C’è un posto vicino Roma dove la commistione uomo-natura è massima: si tratta della celebre città morta di Monterano. Un luogo dove sorgenti sulfuree, vie cave, cascate e rovine romantiche sono amalgamate in un unicum che non ha forse pari nei pressi di Roma.
Accenniamo a Monterano nonostante non sia segreta, perché si trova al centro di numerosi luoghi altrettanto suggestivi e invece ignoti ai più.
Il primo dei due luoghi che sono oggetto di questo articolo, si trova in direzione di Roma, al limite della Macchia Grande di Manziana.
E’ un galleria di cui è ignota l’origine e il periodo di costruzione. E’ detta Ipogeo di Santa Pupa, e un tempo traforava l’intera collina. Ora è ostruita dopo circa 70 metri.

Anche questa, come la chiesa sotterranea di S.Nicola, che abbiamo visto nel post dedicato ai Segreti dell’Inviolata, è probabile fosse un Mitreo.
Come per San Nicola, entrando all’interno la suggestione è massima.
E come per San Nicola l’emozione raggiunge l’apice, allorché si giunge sotto il lucernario (detto “Occhialone” dai locali), aperto nella roccia probabilmente per illuminare l’altare dall’alto.
Da notare che a circa 500 metri dall’Ipogeo di Santa Pupa, all’interno della Macchia di Manziana, c’è un altro ipogeo più piccolo, e molto simile, con la singolarità di avere due sequenze di cavità ai lati.

Siamo a soli 30 chilometri circa dal GRA, ma il mistero che aleggia in questi complessi sotterranei ci porta lontano nel tempo e nello spazio.
Finita questa immersione nel mistero (Roberto Giacobbo a questo punto “ce spiccia casa”!), e tornati sulla strada Manziana-Tolfa, se girate verso Tolfa anziché verso Roma, vi inoltrerete in uno dei territori più incantevoli e selvaggi del Lazio, quello dei monti della Tolfa fra Manziana e Allumiere, percorso dalla solitaria strada da Far West, che serpeggia in un paesaggio senza tracce umane e con le sole mucche brade al pascolo.
Dopo qualche chilometro di “deserto” su questa stupenda strada, incrocerete a sinistra l’indicazione per le Terme di Stigliano. Alla stessa altezza a destra vedrete un cartello che indica il secondo luogo di cui parliamo oggi, segreto fino a quando non hanno appunto messo questo cartello con le indicazioni, ovvero i (due) Laghi di Mercareccia.

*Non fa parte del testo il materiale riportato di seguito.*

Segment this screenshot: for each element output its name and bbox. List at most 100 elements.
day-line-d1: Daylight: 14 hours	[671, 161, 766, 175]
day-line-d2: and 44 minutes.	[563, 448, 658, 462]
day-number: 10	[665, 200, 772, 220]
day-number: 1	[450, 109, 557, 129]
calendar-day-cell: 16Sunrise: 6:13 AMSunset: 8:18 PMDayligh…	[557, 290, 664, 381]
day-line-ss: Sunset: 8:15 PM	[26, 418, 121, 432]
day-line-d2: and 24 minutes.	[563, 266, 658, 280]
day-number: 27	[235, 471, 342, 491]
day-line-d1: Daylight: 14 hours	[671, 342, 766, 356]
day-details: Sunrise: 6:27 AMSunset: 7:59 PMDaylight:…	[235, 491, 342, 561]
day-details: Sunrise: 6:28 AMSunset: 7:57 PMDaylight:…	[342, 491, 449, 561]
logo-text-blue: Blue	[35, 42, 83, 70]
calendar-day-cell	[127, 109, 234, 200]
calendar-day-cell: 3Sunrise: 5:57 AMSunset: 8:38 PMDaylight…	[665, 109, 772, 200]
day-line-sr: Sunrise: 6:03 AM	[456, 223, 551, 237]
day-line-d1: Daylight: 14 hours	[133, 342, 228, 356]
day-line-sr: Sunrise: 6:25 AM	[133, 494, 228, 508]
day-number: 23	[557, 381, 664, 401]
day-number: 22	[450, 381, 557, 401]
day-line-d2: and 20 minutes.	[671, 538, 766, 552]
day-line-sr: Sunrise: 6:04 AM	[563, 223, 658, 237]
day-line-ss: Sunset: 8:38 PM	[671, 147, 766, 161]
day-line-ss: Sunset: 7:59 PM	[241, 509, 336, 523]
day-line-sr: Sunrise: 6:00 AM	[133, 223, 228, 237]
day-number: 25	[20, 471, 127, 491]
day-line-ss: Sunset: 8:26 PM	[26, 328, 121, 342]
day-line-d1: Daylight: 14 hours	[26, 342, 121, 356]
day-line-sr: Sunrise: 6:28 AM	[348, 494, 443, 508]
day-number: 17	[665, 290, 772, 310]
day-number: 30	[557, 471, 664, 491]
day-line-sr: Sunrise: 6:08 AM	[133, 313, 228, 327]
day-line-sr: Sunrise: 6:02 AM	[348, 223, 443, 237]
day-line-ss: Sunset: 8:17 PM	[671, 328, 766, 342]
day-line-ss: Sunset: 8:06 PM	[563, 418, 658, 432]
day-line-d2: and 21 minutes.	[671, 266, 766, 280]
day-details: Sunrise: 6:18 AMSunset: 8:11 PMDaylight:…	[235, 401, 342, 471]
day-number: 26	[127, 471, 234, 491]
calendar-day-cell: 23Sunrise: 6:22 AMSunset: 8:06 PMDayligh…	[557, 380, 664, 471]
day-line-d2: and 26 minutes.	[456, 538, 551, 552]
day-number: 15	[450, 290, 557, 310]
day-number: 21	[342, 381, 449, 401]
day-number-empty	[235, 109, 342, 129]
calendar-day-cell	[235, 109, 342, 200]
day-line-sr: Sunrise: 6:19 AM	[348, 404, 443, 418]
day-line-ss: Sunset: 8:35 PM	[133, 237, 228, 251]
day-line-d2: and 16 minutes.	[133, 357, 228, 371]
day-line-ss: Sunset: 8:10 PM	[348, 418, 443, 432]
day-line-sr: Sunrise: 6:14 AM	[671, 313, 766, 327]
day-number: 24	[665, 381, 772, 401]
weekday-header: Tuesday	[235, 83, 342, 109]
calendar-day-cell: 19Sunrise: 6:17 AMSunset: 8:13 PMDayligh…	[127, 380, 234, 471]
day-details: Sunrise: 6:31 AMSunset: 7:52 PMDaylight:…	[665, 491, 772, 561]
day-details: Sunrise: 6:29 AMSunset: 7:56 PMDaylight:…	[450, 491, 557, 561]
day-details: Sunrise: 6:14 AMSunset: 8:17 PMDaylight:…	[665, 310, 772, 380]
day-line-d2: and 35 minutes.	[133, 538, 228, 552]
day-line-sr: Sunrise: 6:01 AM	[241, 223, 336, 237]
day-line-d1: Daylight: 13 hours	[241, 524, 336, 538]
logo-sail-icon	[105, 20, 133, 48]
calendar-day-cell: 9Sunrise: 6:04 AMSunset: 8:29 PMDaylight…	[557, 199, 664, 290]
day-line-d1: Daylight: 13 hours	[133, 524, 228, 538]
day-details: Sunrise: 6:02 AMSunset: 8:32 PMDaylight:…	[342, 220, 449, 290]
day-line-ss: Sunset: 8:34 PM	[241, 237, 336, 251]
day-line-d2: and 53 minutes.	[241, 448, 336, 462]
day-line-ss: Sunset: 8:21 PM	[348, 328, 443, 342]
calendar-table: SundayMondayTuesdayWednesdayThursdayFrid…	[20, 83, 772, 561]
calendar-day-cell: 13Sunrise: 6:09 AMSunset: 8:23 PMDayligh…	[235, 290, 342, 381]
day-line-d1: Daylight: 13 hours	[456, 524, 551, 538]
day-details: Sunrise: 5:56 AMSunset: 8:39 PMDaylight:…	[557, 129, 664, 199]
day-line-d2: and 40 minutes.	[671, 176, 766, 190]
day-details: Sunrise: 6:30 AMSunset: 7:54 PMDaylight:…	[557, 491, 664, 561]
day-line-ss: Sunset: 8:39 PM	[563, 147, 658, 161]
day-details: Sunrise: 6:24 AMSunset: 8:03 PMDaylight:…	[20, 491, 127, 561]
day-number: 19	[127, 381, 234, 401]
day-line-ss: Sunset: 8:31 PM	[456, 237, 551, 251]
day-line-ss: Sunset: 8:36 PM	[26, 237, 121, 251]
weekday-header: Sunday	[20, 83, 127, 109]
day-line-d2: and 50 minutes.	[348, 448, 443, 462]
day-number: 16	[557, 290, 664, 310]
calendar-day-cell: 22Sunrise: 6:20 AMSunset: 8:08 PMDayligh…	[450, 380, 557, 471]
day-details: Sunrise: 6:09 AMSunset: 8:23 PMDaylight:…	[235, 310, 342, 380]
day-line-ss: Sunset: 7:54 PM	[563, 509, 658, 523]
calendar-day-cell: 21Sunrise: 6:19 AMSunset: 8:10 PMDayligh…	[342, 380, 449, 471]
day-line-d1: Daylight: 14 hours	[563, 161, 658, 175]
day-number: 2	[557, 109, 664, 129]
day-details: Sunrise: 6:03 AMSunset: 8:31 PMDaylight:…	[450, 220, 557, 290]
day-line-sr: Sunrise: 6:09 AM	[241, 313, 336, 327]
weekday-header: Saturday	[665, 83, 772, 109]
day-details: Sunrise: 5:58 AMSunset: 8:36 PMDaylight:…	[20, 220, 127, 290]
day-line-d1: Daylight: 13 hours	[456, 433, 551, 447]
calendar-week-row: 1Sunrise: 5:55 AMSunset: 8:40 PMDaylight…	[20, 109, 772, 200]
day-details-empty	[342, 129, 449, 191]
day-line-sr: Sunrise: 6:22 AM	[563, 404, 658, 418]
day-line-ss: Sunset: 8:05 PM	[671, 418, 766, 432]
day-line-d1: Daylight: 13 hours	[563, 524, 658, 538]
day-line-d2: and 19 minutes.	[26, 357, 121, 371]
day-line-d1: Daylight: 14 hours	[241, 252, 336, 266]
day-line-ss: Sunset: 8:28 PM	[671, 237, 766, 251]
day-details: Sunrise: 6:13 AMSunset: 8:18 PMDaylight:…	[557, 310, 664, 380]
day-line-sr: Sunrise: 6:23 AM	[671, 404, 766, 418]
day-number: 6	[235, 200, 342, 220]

Uno dei due laghi occupa una parte dei resti di una cava, ed entrambi, immersi in un ambiente primordiale, compongono uno spettacolo unico perlomeno nel Lazio.
La vista dall’alto è infatti spettacolare specialmente con la luce del pomeriggio:
sul fondo delle conche si adagiano i laghi.
Oltre questi, a perdita d’occhio, gli ondulati monti della Tolfa si stendono per decine di chilometri, fino all’orizzonte, senza alcuna opera umana (né antenne, né fili elettrici, né strade, né alcun manufatto umano di sorta) ad alterarne la visione.
A completare il quadro ci sarebbe poi lo scorrere del Mignone, il fiume che nasce non lontano da Bracciano, e che sfocia nel Tirreno percorrendo quasi interamente zone selvagge.

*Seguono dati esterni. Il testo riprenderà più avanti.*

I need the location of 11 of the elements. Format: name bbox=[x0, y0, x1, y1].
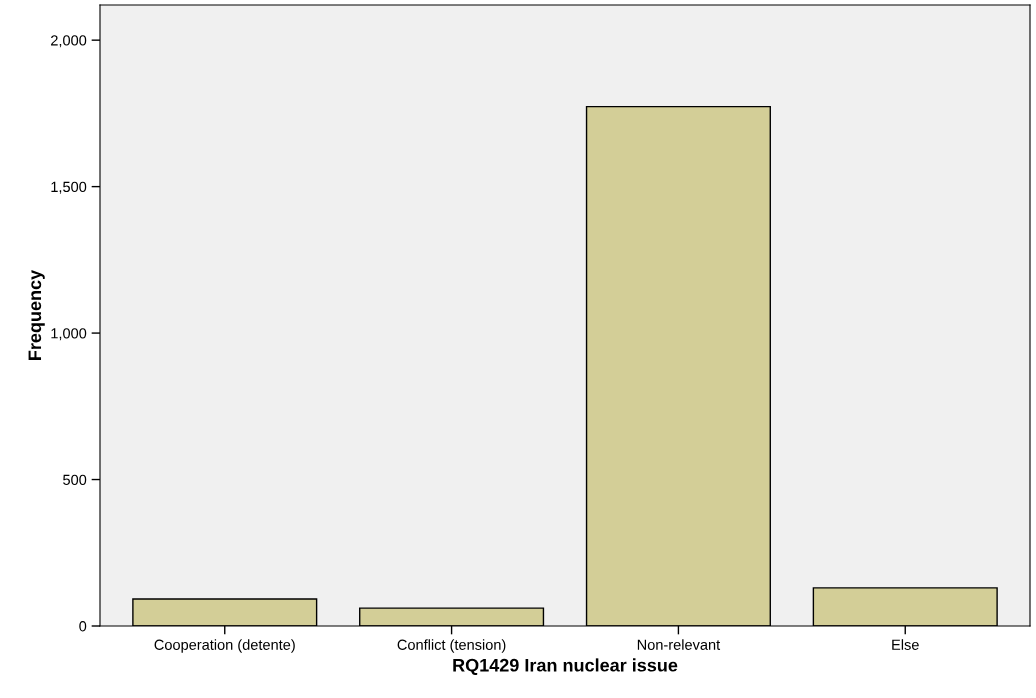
y-axis-title: Frequency bbox=[28, 269, 45, 360]
y-tick-label: 0 bbox=[79, 621, 87, 632]
y-tick-label: 2,000 bbox=[51, 35, 87, 48]
y-tick-label: 1,500 bbox=[51, 181, 87, 194]
y-tick-label: 1,000 bbox=[51, 328, 87, 341]
x-tick-label: Else bbox=[892, 639, 919, 650]
x-axis-title: RQ1429 Iran nuclear issue bbox=[453, 658, 678, 675]
y-tick-label: 500 bbox=[63, 474, 87, 485]
x-tick-label: Conflict (tension) bbox=[397, 639, 506, 653]
x-tick-label: Non-relevant bbox=[637, 639, 721, 650]
x-tick-label: Cooperation (detente) bbox=[154, 639, 295, 653]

Molti punti del suo percorso sono legati a miei intensi ricordi di escursioni.
A cominciare dove il Mignone lambisce Monterano.
Per continuare nello stupendo punto, dove il fiume scorre accanto alla Manziana-Tolfa all’altezza del borgo di Rota (ora privato), che si erge solitario a picco sulla sua valle.
I ricordi sono infine legati al celebre e bellissimo ponte della ex ferrovia Orte-Civitavecchia (una linea ferroviaria capolavoro di ingegneria, e sventuratamente dismessa), alto sulla selvaggia valle del Mignone.
Questo ponte è stato infatti il crocevia di tante mie escursioni effettuate in questo territorio, rimasto intatto per centinaia di anni.

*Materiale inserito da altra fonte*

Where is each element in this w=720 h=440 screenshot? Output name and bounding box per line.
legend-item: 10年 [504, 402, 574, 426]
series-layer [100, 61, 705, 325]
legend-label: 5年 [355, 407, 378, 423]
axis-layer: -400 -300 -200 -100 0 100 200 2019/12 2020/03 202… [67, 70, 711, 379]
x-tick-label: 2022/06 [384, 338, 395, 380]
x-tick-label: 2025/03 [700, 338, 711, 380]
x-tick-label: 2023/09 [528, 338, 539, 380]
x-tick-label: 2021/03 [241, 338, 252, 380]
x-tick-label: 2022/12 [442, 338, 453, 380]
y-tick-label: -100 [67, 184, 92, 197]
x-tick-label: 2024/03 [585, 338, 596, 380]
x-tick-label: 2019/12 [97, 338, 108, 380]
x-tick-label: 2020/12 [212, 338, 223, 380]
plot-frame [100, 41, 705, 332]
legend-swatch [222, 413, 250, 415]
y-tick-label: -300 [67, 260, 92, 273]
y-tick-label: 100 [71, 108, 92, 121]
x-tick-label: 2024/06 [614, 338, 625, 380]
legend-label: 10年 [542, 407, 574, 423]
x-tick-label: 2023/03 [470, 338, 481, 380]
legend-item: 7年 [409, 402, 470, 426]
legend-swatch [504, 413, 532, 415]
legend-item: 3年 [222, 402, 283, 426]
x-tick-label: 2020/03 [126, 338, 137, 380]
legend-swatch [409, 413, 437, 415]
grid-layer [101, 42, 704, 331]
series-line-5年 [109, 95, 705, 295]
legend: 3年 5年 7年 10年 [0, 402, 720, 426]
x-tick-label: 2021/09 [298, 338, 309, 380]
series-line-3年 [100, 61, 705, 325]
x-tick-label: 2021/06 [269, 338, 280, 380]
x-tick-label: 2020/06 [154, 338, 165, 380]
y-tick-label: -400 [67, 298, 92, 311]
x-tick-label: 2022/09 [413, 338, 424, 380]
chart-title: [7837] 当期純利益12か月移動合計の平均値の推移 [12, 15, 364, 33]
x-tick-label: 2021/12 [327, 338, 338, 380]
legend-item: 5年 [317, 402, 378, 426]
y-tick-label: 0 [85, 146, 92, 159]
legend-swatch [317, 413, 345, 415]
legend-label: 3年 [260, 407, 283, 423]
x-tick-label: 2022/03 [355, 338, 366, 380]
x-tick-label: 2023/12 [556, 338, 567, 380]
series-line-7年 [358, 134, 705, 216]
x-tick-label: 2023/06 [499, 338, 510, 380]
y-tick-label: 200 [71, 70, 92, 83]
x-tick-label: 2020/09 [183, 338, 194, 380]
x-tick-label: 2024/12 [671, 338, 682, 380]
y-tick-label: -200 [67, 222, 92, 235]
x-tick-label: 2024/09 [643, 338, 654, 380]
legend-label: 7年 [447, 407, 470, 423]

Su questo ponte alle ore due di una notte di fine agosto un gruppo di sette valorosi (me compreso) sostò per rifocillarsi, a metà di una traversata in mountain bike iniziata alla stazione di Capranica, dove arrivammo da Roma con il treno alle 10.30 di sera, e terminata, dopo l’attraversamento della parte nord dei monti della Tolfa e la successiva vertiginosa discesa verso il mare, alla stazione di Civitavecchia alle 5.30 di mattina.
Dove, dopo la più deliziosa colazione mai fatta in un bar di stazione, salimmo sul treno delle 5.58 a.m. che da Civitavecchia ci riportò a Roma.